As I have been pondering the evolution of technologies from “web 1.0” to “web 2.0”, one thing struck me. At first, the web served to provide a one-way communication from the computer screen to the user. In this day and age, with all the social networks and tools, the web is increasingly bringing people together, and sometimes even offline. Meetup is a great example of such.

At Meetup, each person can become a “community organizer” and create a group that meets offline, around any topic or interest. Of course, online conversations can also start among group members, enhancing the offline events.
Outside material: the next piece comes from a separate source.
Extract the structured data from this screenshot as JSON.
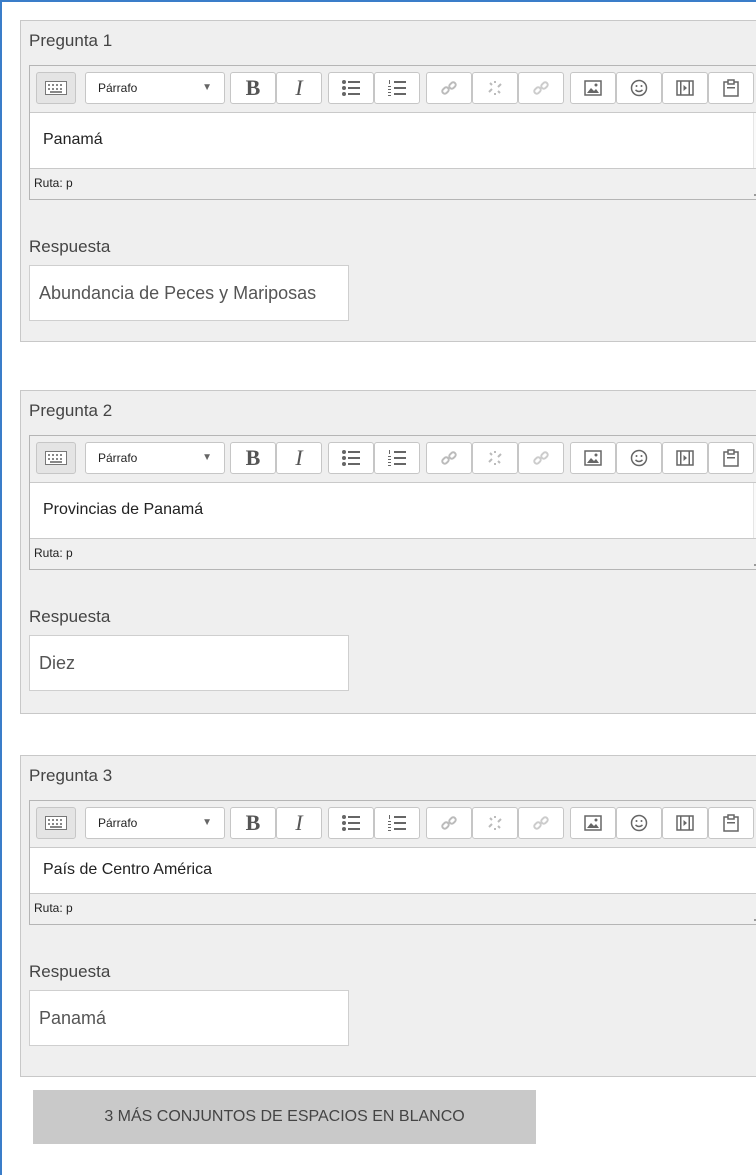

Personally, I organize the Real Estate 2.0 Meetup, where I bring together tech-savvy (or interested in tech) real estate investors and professionals, for the purpose of meeting and discussing how technology can help us in the world of real estate investing.
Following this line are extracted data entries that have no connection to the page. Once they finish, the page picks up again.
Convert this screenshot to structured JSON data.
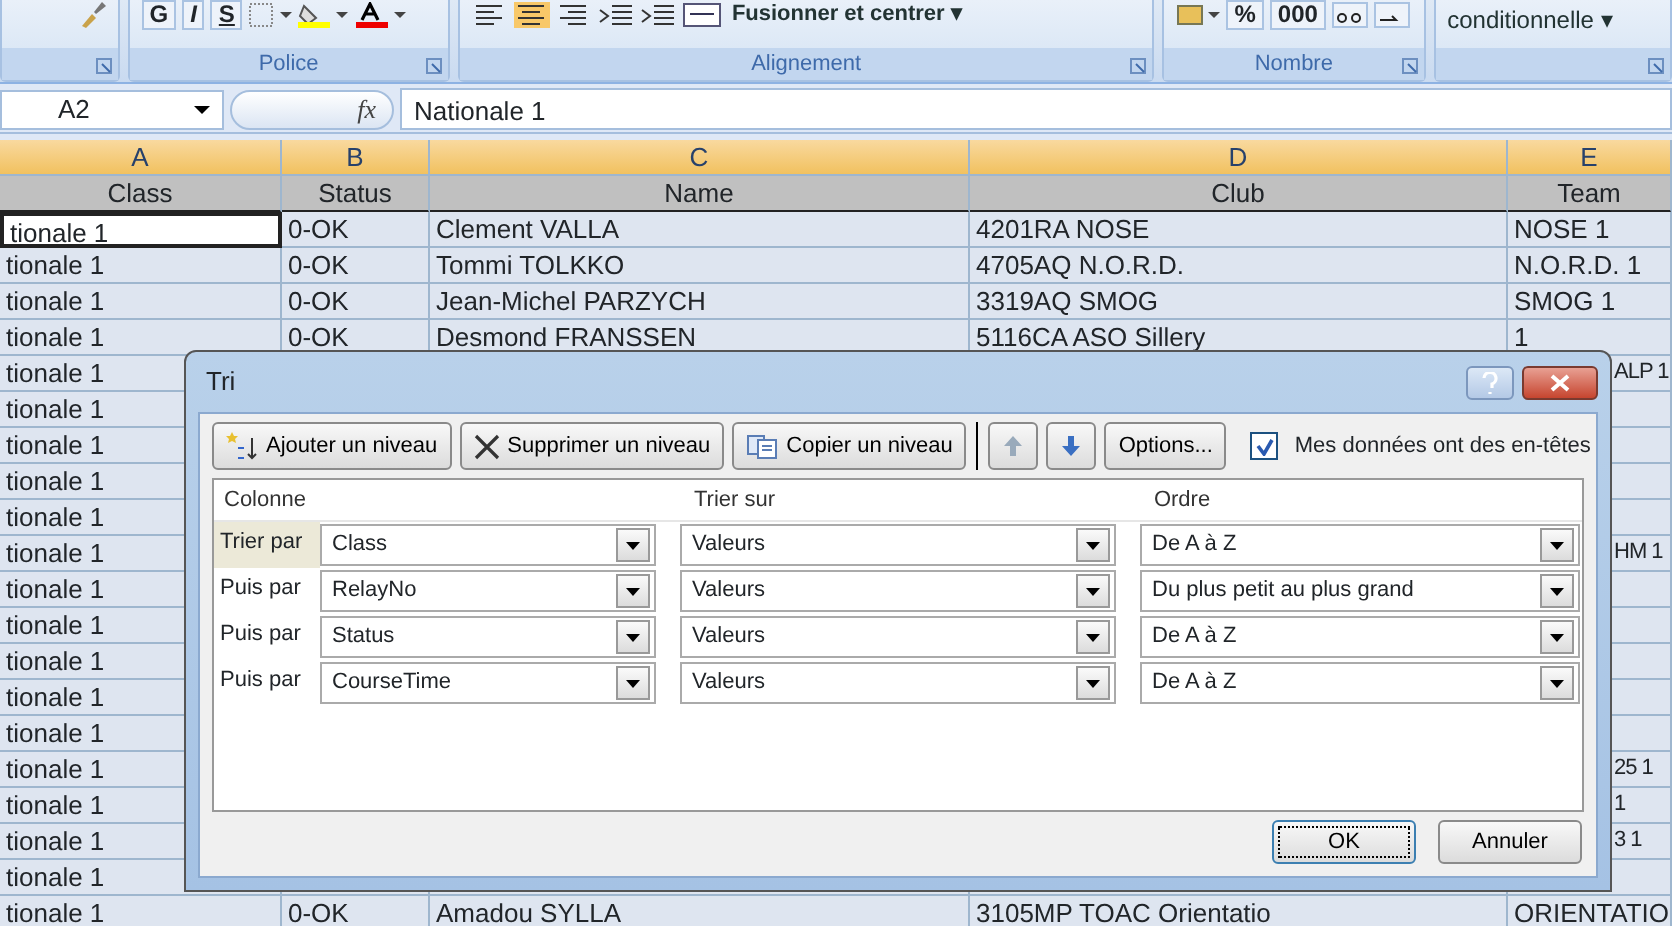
{
  "ribbon": {
    "groups": [
      {
        "kind": "clipboard"
      },
      {
        "kind": "font",
        "label": "Police",
        "buttons": [
          "G",
          "I",
          "S"
        ]
      },
      {
        "kind": "alignment",
        "label": "Alignement",
        "merge_button": "Fusionner et centrer ▾"
      },
      {
        "kind": "number",
        "label": "Nombre",
        "buttons": [
          "%",
          "000"
        ]
      },
      {
        "kind": "styles",
        "button": "conditionnelle ▾"
      }
    ]
  },
  "formula_bar": {
    "name_box": "A2",
    "function_label": "fx",
    "value": "Nationale 1"
  },
  "columns": [
    {
      "letter": "A",
      "selected": true
    },
    {
      "letter": "B",
      "selected": true
    },
    {
      "letter": "C",
      "selected": true
    },
    {
      "letter": "D",
      "selected": true
    },
    {
      "letter": "E",
      "selected": true
    }
  ],
  "header_row": [
    "Class",
    "Status",
    "Name",
    "Club",
    "Team"
  ],
  "rows": [
    {
      "class": "tionale 1",
      "status": "0-OK",
      "name": "Clement VALLA",
      "club": "4201RA NOSE",
      "team": "NOSE 1",
      "active": true
    },
    {
      "class": "tionale 1",
      "status": "0-OK",
      "name": "Tommi TOLKKO",
      "club": "4705AQ N.O.R.D.",
      "team": "N.O.R.D. 1",
      "active": false
    },
    {
      "class": "tionale 1",
      "status": "0-OK",
      "name": "Jean-Michel PARZYCH",
      "club": "3319AQ SMOG",
      "team": "SMOG 1",
      "active": false
    },
    {
      "class": "tionale 1",
      "status": "0-OK",
      "name": "Desmond FRANSSEN",
      "club": "5116CA ASO Sillery",
      "team": "1",
      "active": false
    },
    {
      "class": "tionale 1",
      "team": "ALP 1",
      "active": false
    },
    {
      "class": "tionale 1",
      "active": false
    },
    {
      "class": "tionale 1",
      "active": false
    },
    {
      "class": "tionale 1",
      "active": false
    },
    {
      "class": "tionale 1",
      "active": false
    },
    {
      "class": "tionale 1",
      "team": "HM 1",
      "active": false
    },
    {
      "class": "tionale 1",
      "active": false
    },
    {
      "class": "tionale 1",
      "active": false
    },
    {
      "class": "tionale 1",
      "active": false
    },
    {
      "class": "tionale 1",
      "active": false
    },
    {
      "class": "tionale 1",
      "active": false
    },
    {
      "class": "tionale 1",
      "team": "25 1",
      "active": false
    },
    {
      "class": "tionale 1",
      "team": "1",
      "active": false
    },
    {
      "class": "tionale 1",
      "team": "3 1",
      "active": false
    },
    {
      "class": "tionale 1",
      "active": false
    },
    {
      "class": "tionale 1",
      "status": "0-OK",
      "name": "Amadou SYLLA",
      "club": "3105MP TOAC Orientatio",
      "team": "ORIENTATIO",
      "active": false
    }
  ],
  "dialog": {
    "title": "Tri",
    "toolbar": [
      {
        "kind": "add",
        "label": "Ajouter un niveau"
      },
      {
        "kind": "delete",
        "label": "Supprimer un niveau"
      },
      {
        "kind": "copy",
        "label": "Copier un niveau"
      },
      {
        "kind": "up"
      },
      {
        "kind": "down"
      },
      {
        "kind": "options",
        "label": "Options..."
      }
    ],
    "headers_checkbox": {
      "label": "Mes données ont des en-têtes",
      "checked": true
    },
    "columns": [
      "Colonne",
      "Trier sur",
      "Ordre"
    ],
    "levels": [
      {
        "label": "Trier par",
        "column": "Class",
        "sort_on": "Valeurs",
        "order": "De A à Z",
        "selected": true
      },
      {
        "label": "Puis par",
        "column": "RelayNo",
        "sort_on": "Valeurs",
        "order": "Du plus petit au plus grand",
        "selected": false
      },
      {
        "label": "Puis par",
        "column": "Status",
        "sort_on": "Valeurs",
        "order": "De A à Z",
        "selected": false
      },
      {
        "label": "Puis par",
        "column": "CourseTime",
        "sort_on": "Valeurs",
        "order": "De A à Z",
        "selected": false
      }
    ],
    "buttons": [
      {
        "kind": "ok",
        "label": "OK"
      },
      {
        "kind": "cancel",
        "label": "Annuler"
      }
    ]
  }
}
Twitter also has a huge offline component to it. As you start to follow more people on  Twitter, you will learn of “tweetups”, regular meetings of like-minded twitterers, around a particular topic, or just over some coffee / beers. There are even “bots” that are created to track and retweet when someone mentions that they are going to a particular restaurant / establishment. Anyone who subscribes to this bot, gets the relevant updates. A good example of that is the Shake Shack FlashMob bot, which was created by a fellow twitterer to help NYC twitterers monitor the size of the line via other twitterers’ observations (Shake Shack is very popular among NYC Entrepreneur community and lines tend to get crazy). Or if a twitterer wants to get a group together, he /she announces it, the bot picks it up, retweets it, and the bot’s subscribers all get the note. Voila! Lunch date is set!
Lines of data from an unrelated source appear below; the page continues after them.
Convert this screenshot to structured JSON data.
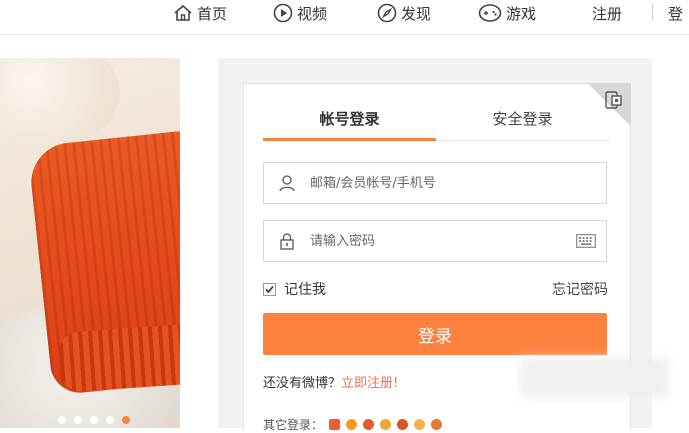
{
  "nav": {
    "items": [
      {
        "label": "首页",
        "icon": "home-icon"
      },
      {
        "label": "视频",
        "icon": "play-icon"
      },
      {
        "label": "发现",
        "icon": "compass-icon"
      },
      {
        "label": "游戏",
        "icon": "gamepad-icon"
      }
    ],
    "register": "注册",
    "login_partial": "登"
  },
  "carousel": {
    "slide_count": 5,
    "active_index": 4,
    "active_color": "#ff8140"
  },
  "login": {
    "tab_account": "帐号登录",
    "tab_secure": "安全登录",
    "username_placeholder": "邮箱/会员帐号/手机号",
    "password_placeholder": "请输入密码",
    "remember": "记住我",
    "forgot": "忘记密码",
    "submit": "登录",
    "no_account": "还没有微博？",
    "register_now": "立即注册!",
    "other_login": "其它登录："
  },
  "colors": {
    "accent": "#ff8140",
    "link": "#eb7350"
  }
}
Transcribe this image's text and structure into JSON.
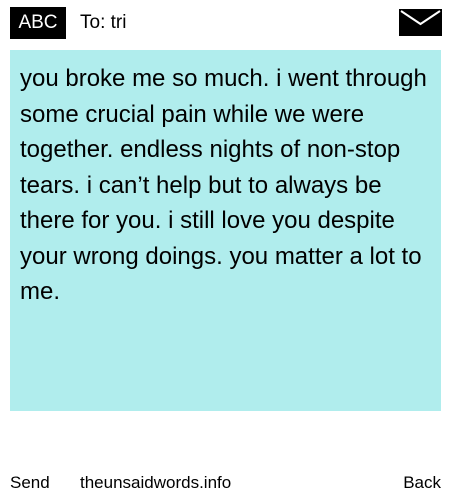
{
  "header": {
    "badge_label": "ABC",
    "recipient_label": "To: tri",
    "mail_icon": "envelope-icon"
  },
  "message": {
    "body": "you broke me so much. i went through some crucial pain while we were together. endless nights of non-stop tears. i can’t help but to always be there for you. i still love you despite your wrong doings. you matter a lot to me.",
    "background_color": "#b0eded"
  },
  "footer": {
    "send_label": "Send",
    "site_label": "theunsaidwords.info",
    "back_label": "Back"
  }
}
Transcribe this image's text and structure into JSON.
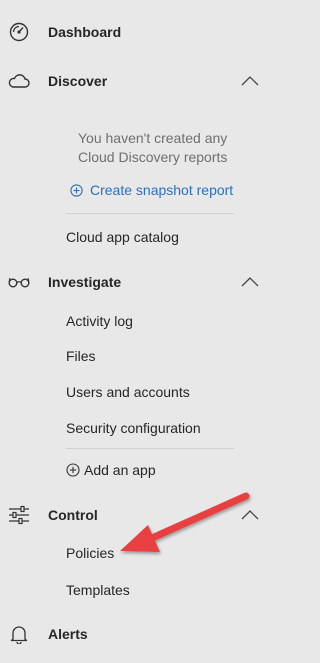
{
  "nav": {
    "dashboard": {
      "label": "Dashboard",
      "icon": "speedometer-icon"
    },
    "discover": {
      "label": "Discover",
      "icon": "cloud-icon",
      "empty_message_line1": "You haven't created any",
      "empty_message_line2": "Cloud Discovery reports",
      "create_snapshot_label": "Create snapshot report",
      "items": [
        "Cloud app catalog"
      ]
    },
    "investigate": {
      "label": "Investigate",
      "icon": "glasses-icon",
      "items": [
        "Activity log",
        "Files",
        "Users and accounts",
        "Security configuration"
      ],
      "add_app_label": "Add an app"
    },
    "control": {
      "label": "Control",
      "icon": "sliders-icon",
      "items": [
        "Policies",
        "Templates"
      ]
    },
    "alerts": {
      "label": "Alerts",
      "icon": "bell-icon"
    }
  },
  "colors": {
    "background": "#e8e8e8",
    "text": "#262626",
    "muted_text": "#6f6f6f",
    "link": "#2b6fc2",
    "annotation_arrow": "#e8403f"
  }
}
One of my favorite uses of twitter has been communicating with from within a conference with other conference attendees. Someone (typically the conference organizer, but can be any popular twitterer headed there), announces a hashtag, which serves as a code to that conference. While at the conference, twitterers retweet salient points made by speakers / panelists, as well as share their thoughts on anything from the subject matter, to the conference food. If they add the hashtag to the end (#hashtag), then other conference-goers can see the tweets, respond to them, and a rich conversation is born. This also benefits those twitterers who couldn’t attend for one reason or another, but want to follow along in real time. Several times my in-conference tweets prompted responses from other conference-goers, a conversation started and then we recognized each other in the crowd based on our avatars. A new relationship was born.

Since I started using Twitter and meeting people in cyberspace via Twitter, many of these “Twitter Friends” became real-life contacts and even friends. We were brought together by a topic / a hashtag / a common Twitter Friend, started an online conversation and finished it offline, in person. I find this extremely fascinating! Bottom line: as web tools get more social, we will keep organizing ourselves around a common idea online, while driving ourselves to enhance these relationships offline. No matter how much twittering, emailing, facebooking we do, we still yearn for face-to-face contact.